Zum Beispiel auf jeder «Hundsverlochete» auftreten zu müssen, weil der Terminkalender leer ist und der Magen ebenso. Aber vielleicht hat man Glück und wird von der Gesellschaft entdeckt und gefördert. Die Aussichten auf Erfolg sind deutlich höher, wenn man gut aussieht. Pianistinnen, so sexy wie aus dem Katalog von Partnerwinner; Malerinnen, farbig wie Frida Kahlo; auch Sängerinnen werden immer jünger und erfolgreicher, das heisst, immer vermögender. Gut verdienen und künstlerisch tätig sein, das war früher undenkbar.
Arigatō
Als ich in der Stadt Luzern die Schule besuchte, überquerte ich oft den Ratshaussteg, der von der Pfistern zum Stadttheater führte. Vereinzelt traf ich japanische Pärchen. Der Mann hatte stets eine klobige Spiegelreflexkamera um den Hals und die Grösse des Objektivs liess auf die Grösse seines Geldbeutels schliessen.
An einem kühlen und sonnigen Herbsttag posierte Yuna auf dem Steg für ihren Bräutigam Kenzo und ihre Augen lächelten, als sie in die Kamera blickte. Kenzo linste nach einem möglichst schweizerischen Erinnerungsbild, und als er mich mit meinem Wuschelkopf daher spazieren sahen, machte es klick.
Nicht etwa klick bei der Kamera, sondern klick im Kopf von Kenzo, der sich auf die Hochzeitsreise gewissenhaft vorbereitet und den «Heidi»-Film in schwarz-weiss im Kopf gespeichert hatte. Da spazierte doch tatsächlich Johanna Spyris Protagonistin farbig über die Brücke – in meiner Person.
Kenzo sprach mich auf Englisch an und nach einer kurzen Erklärung lehnte ich neben Yuno am Geländer und lachte ins Objektiv. «Arigatō, arigatō», verbeugten sich die Touristen.

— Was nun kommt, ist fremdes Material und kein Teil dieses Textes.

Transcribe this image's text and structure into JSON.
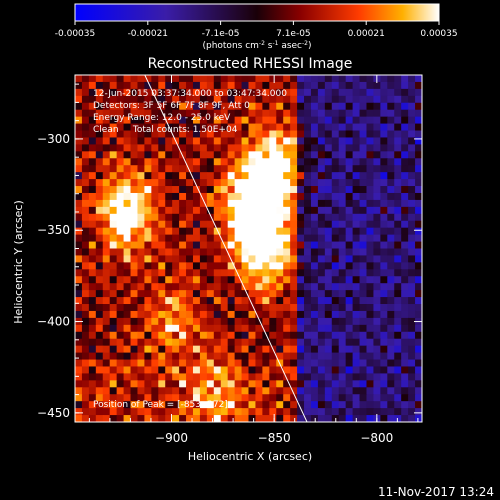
{
  "colorbar": {
    "ticks": [
      "-0.00035",
      "-0.00021",
      "-7.1e-05",
      "7.1e-05",
      "0.00021",
      "0.00035"
    ],
    "units_main": "(photons cm",
    "units_sup1": "-2",
    "units_mid": " s",
    "units_sup2": "-1",
    "units_end": " asec",
    "units_sup3": "-2",
    "units_close": ")"
  },
  "chart_data": {
    "type": "heatmap",
    "title": "Reconstructed RHESSI Image",
    "xlabel": "Heliocentric X (arcsec)",
    "ylabel": "Heliocentric Y (arcsec)",
    "xlim": [
      -947,
      -778
    ],
    "ylim": [
      -455,
      -265
    ],
    "x_ticks": [
      {
        "value": -900,
        "label": "−900"
      },
      {
        "value": -850,
        "label": "−850"
      },
      {
        "value": -800,
        "label": "−800"
      }
    ],
    "y_ticks": [
      {
        "value": -300,
        "label": "−300"
      },
      {
        "value": -350,
        "label": "−350"
      },
      {
        "value": -400,
        "label": "−400"
      },
      {
        "value": -450,
        "label": "−450"
      }
    ],
    "color_range": [
      -0.00035,
      0.00035
    ],
    "peak": {
      "x": -853,
      "y": -372
    },
    "hot_spots": [
      {
        "x": -855,
        "y": -360,
        "strength": 1.0
      },
      {
        "x": -850,
        "y": -315,
        "strength": 0.9
      },
      {
        "x": -862,
        "y": -335,
        "strength": 0.85
      },
      {
        "x": -922,
        "y": -340,
        "strength": 0.9
      },
      {
        "x": -900,
        "y": -400,
        "strength": 0.45
      },
      {
        "x": -880,
        "y": -440,
        "strength": 0.45
      }
    ],
    "limb_line": [
      {
        "x": -913,
        "y": -265
      },
      {
        "x": -834,
        "y": -455
      }
    ],
    "annotations": {
      "time": "12-Jun-2015 03:37:34.000 to 03:47:34.000",
      "detectors": "Detectors: 3F 5F 6F 7F 8F 9F, Att 0",
      "energy": "Energy Range: 12.0 - 25.0 keV",
      "clean": "Clean     Total counts: 1.50E+04",
      "peak_label": "Position of Peak = [-853,-372]"
    }
  },
  "footer": {
    "timestamp": "11-Nov-2017 13:24"
  }
}
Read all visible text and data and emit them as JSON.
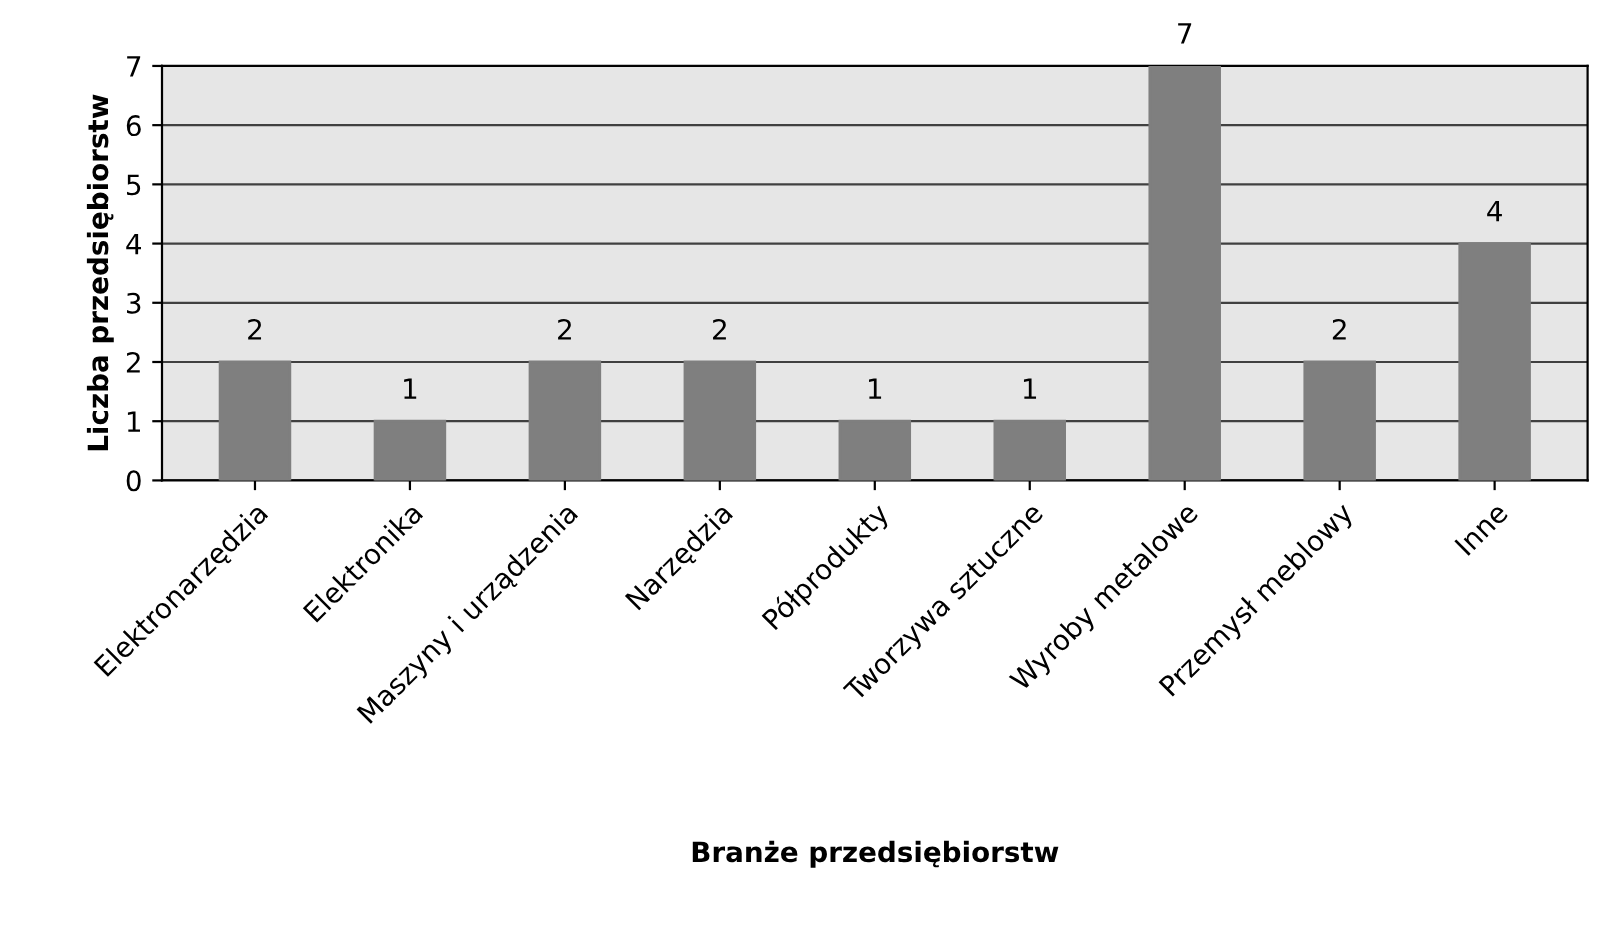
{
  "chart_data": {
    "type": "bar",
    "xlabel": "Branże przedsiębiorstw",
    "ylabel": "Liczba przedsiębiorstw",
    "categories": [
      "Elektronarzędzia",
      "Elektronika",
      "Maszyny i urządzenia",
      "Narzędzia",
      "Półprodukty",
      "Tworzywa sztuczne",
      "Wyroby metalowe",
      "Przemysł meblowy",
      "Inne"
    ],
    "values": [
      2,
      1,
      2,
      2,
      1,
      1,
      7,
      2,
      4
    ],
    "color": "#7f7f7f",
    "ylim": [
      0,
      7
    ],
    "yticks": [
      0,
      1,
      2,
      3,
      4,
      5,
      6,
      7
    ],
    "grid": "y",
    "data_labels": true
  }
}
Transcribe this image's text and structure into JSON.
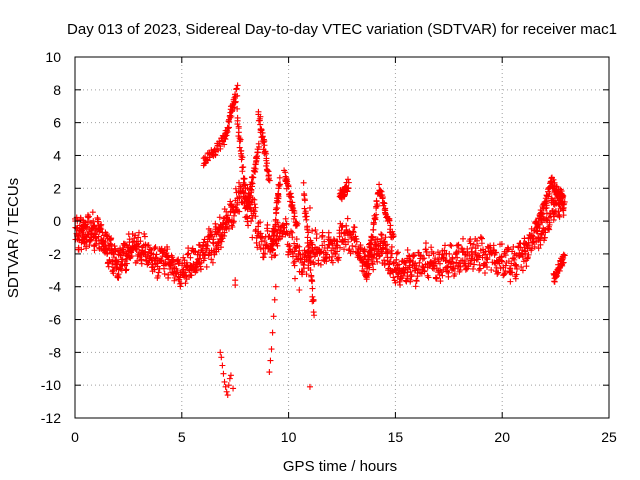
{
  "chart_data": {
    "type": "scatter",
    "title": "Day 013 of 2023, Sidereal Day-to-day VTEC variation (SDTVAR) for receiver mac1",
    "xlabel": "GPS time / hours",
    "ylabel": "SDTVAR / TECUs",
    "xlim": [
      0,
      25
    ],
    "ylim": [
      -12,
      10
    ],
    "x_ticks": [
      0,
      5,
      10,
      15,
      20,
      25
    ],
    "y_ticks": [
      -12,
      -10,
      -8,
      -6,
      -4,
      -2,
      0,
      2,
      4,
      6,
      8,
      10
    ],
    "grid": true,
    "marker": "+",
    "colors": {
      "series": "#ff0000",
      "axes": "#000000",
      "grid": "#a0a0a0"
    },
    "series": [
      {
        "name": "SDTVAR",
        "trend": [
          [
            0.0,
            -0.8
          ],
          [
            0.3,
            -0.9
          ],
          [
            0.5,
            -0.6
          ],
          [
            0.8,
            -0.5
          ],
          [
            1.1,
            -0.9
          ],
          [
            1.4,
            -1.4
          ],
          [
            1.7,
            -2.0
          ],
          [
            2.0,
            -2.9
          ],
          [
            2.3,
            -2.1
          ],
          [
            2.6,
            -1.6
          ],
          [
            3.0,
            -1.6
          ],
          [
            3.4,
            -2.0
          ],
          [
            3.8,
            -2.6
          ],
          [
            4.2,
            -2.3
          ],
          [
            4.6,
            -2.8
          ],
          [
            5.0,
            -3.0
          ],
          [
            5.4,
            -2.7
          ],
          [
            5.8,
            -2.3
          ],
          [
            6.2,
            -1.7
          ],
          [
            6.6,
            -1.2
          ],
          [
            6.9,
            -0.6
          ],
          [
            7.3,
            0.5
          ],
          [
            7.7,
            1.5
          ],
          [
            8.2,
            0.8
          ],
          [
            8.7,
            -1.0
          ],
          [
            9.2,
            -1.6
          ],
          [
            9.7,
            -0.4
          ],
          [
            10.2,
            -1.6
          ],
          [
            10.7,
            -2.6
          ],
          [
            11.2,
            -1.6
          ],
          [
            11.7,
            -1.8
          ],
          [
            12.2,
            -1.6
          ],
          [
            12.7,
            -0.8
          ],
          [
            13.2,
            -1.6
          ],
          [
            13.6,
            -2.6
          ],
          [
            14.0,
            -1.8
          ],
          [
            14.4,
            -1.5
          ],
          [
            14.8,
            -2.6
          ],
          [
            15.2,
            -3.1
          ],
          [
            15.6,
            -2.8
          ],
          [
            16.0,
            -2.9
          ],
          [
            16.5,
            -2.3
          ],
          [
            17.0,
            -2.6
          ],
          [
            17.5,
            -2.4
          ],
          [
            18.0,
            -2.3
          ],
          [
            18.5,
            -2.0
          ],
          [
            19.0,
            -2.1
          ],
          [
            19.5,
            -2.3
          ],
          [
            20.0,
            -2.4
          ],
          [
            20.5,
            -2.6
          ],
          [
            21.0,
            -2.0
          ],
          [
            21.4,
            -1.3
          ],
          [
            21.8,
            -0.6
          ],
          [
            22.2,
            0.3
          ],
          [
            22.6,
            1.0
          ],
          [
            22.9,
            1.2
          ]
        ],
        "extra_segments": [
          {
            "x": [
              6.0,
              7.0
            ],
            "y": [
              3.5,
              5.0
            ]
          },
          {
            "x": [
              7.0,
              7.6
            ],
            "y": [
              5.0,
              8.0
            ]
          },
          {
            "x": [
              7.6,
              8.1
            ],
            "y": [
              6.5,
              0.0
            ]
          },
          {
            "x": [
              8.1,
              8.6
            ],
            "y": [
              1.0,
              4.5
            ]
          },
          {
            "x": [
              8.6,
              9.1
            ],
            "y": [
              6.5,
              2.5
            ]
          },
          {
            "x": [
              9.2,
              9.6
            ],
            "y": [
              -2.0,
              2.5
            ]
          },
          {
            "x": [
              9.8,
              10.4
            ],
            "y": [
              3.0,
              -0.5
            ]
          },
          {
            "x": [
              10.7,
              11.2
            ],
            "y": [
              2.0,
              -5.5
            ]
          },
          {
            "x": [
              12.4,
              12.8
            ],
            "y": [
              1.5,
              2.2
            ]
          },
          {
            "x": [
              13.6,
              14.2
            ],
            "y": [
              -3.5,
              1.5
            ]
          },
          {
            "x": [
              14.2,
              14.9
            ],
            "y": [
              2.0,
              -1.0
            ]
          },
          {
            "x": [
              21.6,
              22.3
            ],
            "y": [
              -0.5,
              2.3
            ]
          },
          {
            "x": [
              22.3,
              22.9
            ],
            "y": [
              2.5,
              1.0
            ]
          },
          {
            "x": [
              22.4,
              22.9
            ],
            "y": [
              -3.5,
              -2.3
            ]
          }
        ],
        "outliers": [
          [
            6.8,
            -8.0
          ],
          [
            6.85,
            -8.3
          ],
          [
            6.9,
            -8.8
          ],
          [
            6.95,
            -9.3
          ],
          [
            7.0,
            -9.8
          ],
          [
            7.05,
            -10.1
          ],
          [
            7.1,
            -10.4
          ],
          [
            7.15,
            -10.6
          ],
          [
            7.2,
            -10.0
          ],
          [
            7.25,
            -9.6
          ],
          [
            7.3,
            -9.4
          ],
          [
            7.4,
            -10.2
          ],
          [
            7.5,
            -3.9
          ],
          [
            7.5,
            -3.6
          ],
          [
            8.3,
            -1.0
          ],
          [
            9.1,
            -9.2
          ],
          [
            9.15,
            -8.5
          ],
          [
            9.2,
            -7.8
          ],
          [
            9.25,
            -6.8
          ],
          [
            9.3,
            -5.8
          ],
          [
            9.35,
            -4.8
          ],
          [
            9.4,
            -4.0
          ],
          [
            10.5,
            -4.2
          ],
          [
            10.3,
            -3.5
          ],
          [
            11.0,
            -10.1
          ],
          [
            11.1,
            -0.6
          ],
          [
            11.0,
            0.8
          ]
        ]
      }
    ]
  }
}
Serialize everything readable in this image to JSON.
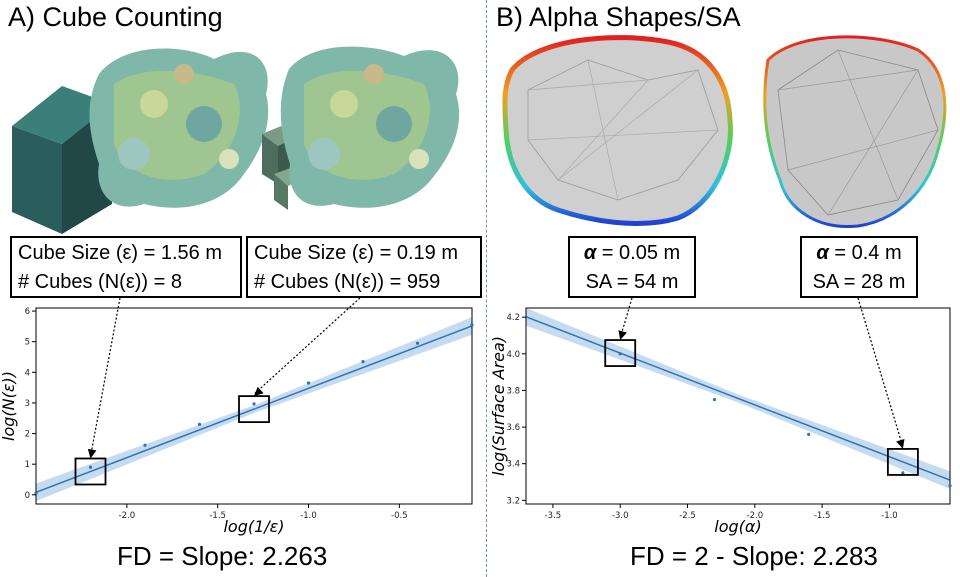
{
  "panels": {
    "a": {
      "title": "A) Cube Counting",
      "box1": {
        "line1": "Cube Size (ε) = 1.56 m",
        "line2": "# Cubes (N(ε)) = 8"
      },
      "box2": {
        "line1": "Cube Size (ε) = 0.19 m",
        "line2": "# Cubes (N(ε)) = 959"
      },
      "footer": "FD = Slope:  2.263"
    },
    "b": {
      "title": "B) Alpha Shapes/SA",
      "box1": {
        "alpha_sym": "α",
        "alpha_val": " = 0.05 m",
        "line2": "SA = 54 m"
      },
      "box2": {
        "alpha_sym": "α",
        "alpha_val": " = 0.4 m",
        "line2": "SA = 28 m"
      },
      "footer": "FD = 2 - Slope: 2.283"
    }
  },
  "chart_data": [
    {
      "type": "scatter",
      "xlabel": "log(1/ε)",
      "ylabel": "log(N(ε))",
      "xlim": [
        -2.5,
        -0.1
      ],
      "ylim": [
        -0.3,
        6.1
      ],
      "xticks": [
        -2.0,
        -1.5,
        -1.0,
        -0.5
      ],
      "xtick_labels": [
        "-2.0",
        "-1.5",
        "-1.0",
        "-0.5"
      ],
      "yticks": [
        0,
        1,
        2,
        3,
        4,
        5,
        6
      ],
      "ytick_labels": [
        "0",
        "1",
        "2",
        "3",
        "4",
        "5",
        "6"
      ],
      "x": [
        -2.5,
        -2.2,
        -1.9,
        -1.6,
        -1.3,
        -1.0,
        -0.7,
        -0.4,
        -0.1
      ],
      "y": [
        0.05,
        0.9,
        1.62,
        2.3,
        2.97,
        3.65,
        4.35,
        4.95,
        5.55
      ],
      "fit": {
        "slope": 2.263,
        "intercept": 5.74
      },
      "highlight_x": [
        -2.2,
        -1.3
      ],
      "line_color": "#2a76b8",
      "band_color": "#b8d2ec"
    },
    {
      "type": "scatter",
      "xlabel": "log(α)",
      "ylabel": "log(Surface Area)",
      "xlim": [
        -3.7,
        -0.55
      ],
      "ylim": [
        3.18,
        4.25
      ],
      "xticks": [
        -3.5,
        -3.0,
        -2.5,
        -2.0,
        -1.5,
        -1.0
      ],
      "xtick_labels": [
        "-3.5",
        "-3.0",
        "-2.5",
        "-2.0",
        "-1.5",
        "-1.0"
      ],
      "yticks": [
        3.2,
        3.4,
        3.6,
        3.8,
        4.0,
        4.2
      ],
      "ytick_labels": [
        "3.2",
        "3.4",
        "3.6",
        "3.8",
        "4.0",
        "4.2"
      ],
      "x": [
        -3.0,
        -2.3,
        -1.6,
        -0.9,
        -0.55
      ],
      "y": [
        4.0,
        3.75,
        3.56,
        3.35,
        3.28
      ],
      "fit": {
        "slope": -0.283,
        "intercept": 3.155
      },
      "highlight_x": [
        -3.0,
        -0.9
      ],
      "line_color": "#2a76b8",
      "band_color": "#b8d2ec"
    }
  ]
}
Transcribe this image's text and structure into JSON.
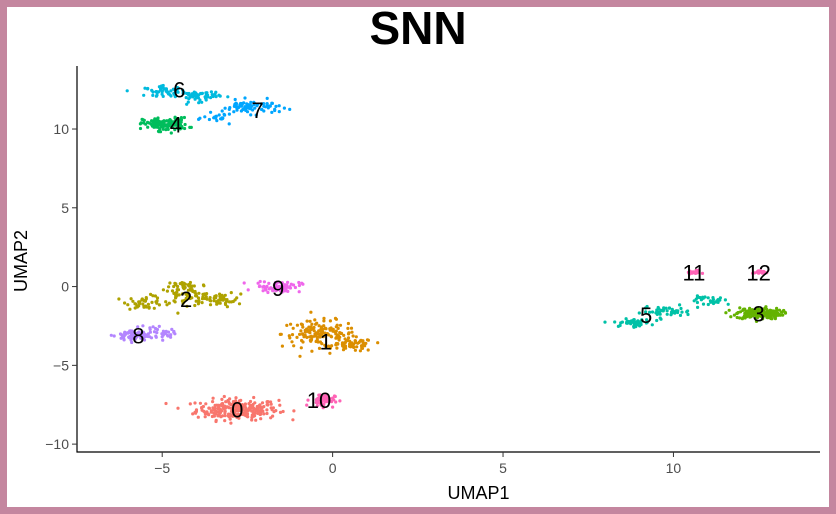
{
  "chart_data": {
    "type": "scatter",
    "title": "SNN",
    "xlabel": "UMAP1",
    "ylabel": "UMAP2",
    "xlim": [
      -7.5,
      14.3
    ],
    "ylim": [
      -10.5,
      14.0
    ],
    "xticks": [
      -5,
      0,
      5,
      10
    ],
    "yticks": [
      -10,
      -5,
      0,
      5,
      10
    ],
    "xtick_labels": [
      "−5",
      "0",
      "5",
      "10"
    ],
    "ytick_labels": [
      "−10",
      "−5",
      "0",
      "5",
      "10"
    ],
    "grid": false,
    "legend": false,
    "border_color": "#c4869f",
    "clusters": [
      {
        "label": "0",
        "color": "#F8766D",
        "center": [
          -2.8,
          -7.8
        ],
        "label_pos": [
          -2.8,
          -7.8
        ]
      },
      {
        "label": "1",
        "color": "#DB8E00",
        "center": [
          -0.3,
          -3.3
        ],
        "label_pos": [
          -0.2,
          -3.5
        ]
      },
      {
        "label": "2",
        "color": "#AEA200",
        "center": [
          -4.3,
          -0.8
        ],
        "label_pos": [
          -4.3,
          -0.8
        ]
      },
      {
        "label": "3",
        "color": "#64B200",
        "center": [
          12.5,
          -1.8
        ],
        "label_pos": [
          12.5,
          -1.7
        ]
      },
      {
        "label": "4",
        "color": "#00BD5C",
        "center": [
          -5.0,
          10.3
        ],
        "label_pos": [
          -4.6,
          10.3
        ]
      },
      {
        "label": "5",
        "color": "#00C1A7",
        "center": [
          8.8,
          -2.0
        ],
        "label_pos": [
          9.2,
          -1.8
        ]
      },
      {
        "label": "6",
        "color": "#00BADE",
        "center": [
          -4.5,
          12.2
        ],
        "label_pos": [
          -4.5,
          12.5
        ]
      },
      {
        "label": "7",
        "color": "#00A6FF",
        "center": [
          -2.3,
          11.3
        ],
        "label_pos": [
          -2.2,
          11.2
        ]
      },
      {
        "label": "8",
        "color": "#B385FF",
        "center": [
          -5.8,
          -3.0
        ],
        "label_pos": [
          -5.7,
          -3.1
        ]
      },
      {
        "label": "9",
        "color": "#EF67EB",
        "center": [
          -1.6,
          -0.1
        ],
        "label_pos": [
          -1.6,
          -0.1
        ]
      },
      {
        "label": "10",
        "color": "#FF63B6",
        "center": [
          -0.2,
          -7.2
        ],
        "label_pos": [
          -0.4,
          -7.2
        ]
      },
      {
        "label": "11",
        "color": "#FF63B6",
        "center": [
          10.6,
          0.9
        ],
        "label_pos": [
          10.6,
          0.9
        ]
      },
      {
        "label": "12",
        "color": "#FF63B6",
        "center": [
          12.5,
          0.9
        ],
        "label_pos": [
          12.5,
          0.9
        ]
      }
    ]
  }
}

Viel Wasser fliesst die Reuss runter
Die Brückengeschichte erzähle ich, weil ich Anfang 2020 auf einer offenen Bühne in Luzern folgendes Lied, das ich zur Melodie von «New York, New York» auf Schweizerdeutsch getextet hatte, vortrug:
Lozärn, Lozärn
Du besch min ganz Schtolz zwüsche Züri ond Bärn
Wo gseesch en schöneri Brugg us Holz Lozärn, Lozärn
S’luegt niemert grad uus Uf de Seebrugg do rollt’s
Wo gseesch en schöneri Brugg us Holz Lozärn, Lozärn
Ech ha kei Sitzplatz me im Bus und muess jetzt schtooo
Au Dampfer send öberfüllt, China esch dooo
Ech kämpf mich dur d’Lüüt Usser Handys gseesch nüüt
Du hesch es Brätt vorem Chopf us Holz Lozärn, Lozärn
Wott ich mini Schtadt gärn zrugg Denn muess ich under d’Brugg
Hesch’s nonig g’merkt Lozärn, Lozärn
Lozärn, Lozärn
Ech wache n uf inere Schtadt Wo jede cha chooo
Ond weiss ned wo (n) i grad be Bärge met Schnee
Niemert cha düütsch esch’s Tokio ???
Au Zug esch fascht gliiich dött sind die Arme no riich
doch no me Holz hed nor Lozärn, Lozärn
Es tramplet all über d’Brugg Halb Asie chonnt do hii z’rugg
Ech ha dich trotzdem gärn Lozärn, Lozärn
Shootingstar
Nur wenige Tage nach meinem Auftritt befand sich die ganze Schweiz in einem Lockdown. Aus dem fernen Osten kamen die Viren, dann die Masken. Von Asiaten keine Spur. Die Carparkplätze blieben leer.
Und so sollte es noch lange bleiben. «Kunst isch gäng es Risiko», singt Mani Matter. Mir bleibt der Trost, dass ich ein Shootingstar bin und im fernen Japan ein Bild von mir in einem Fotoalbum klebt.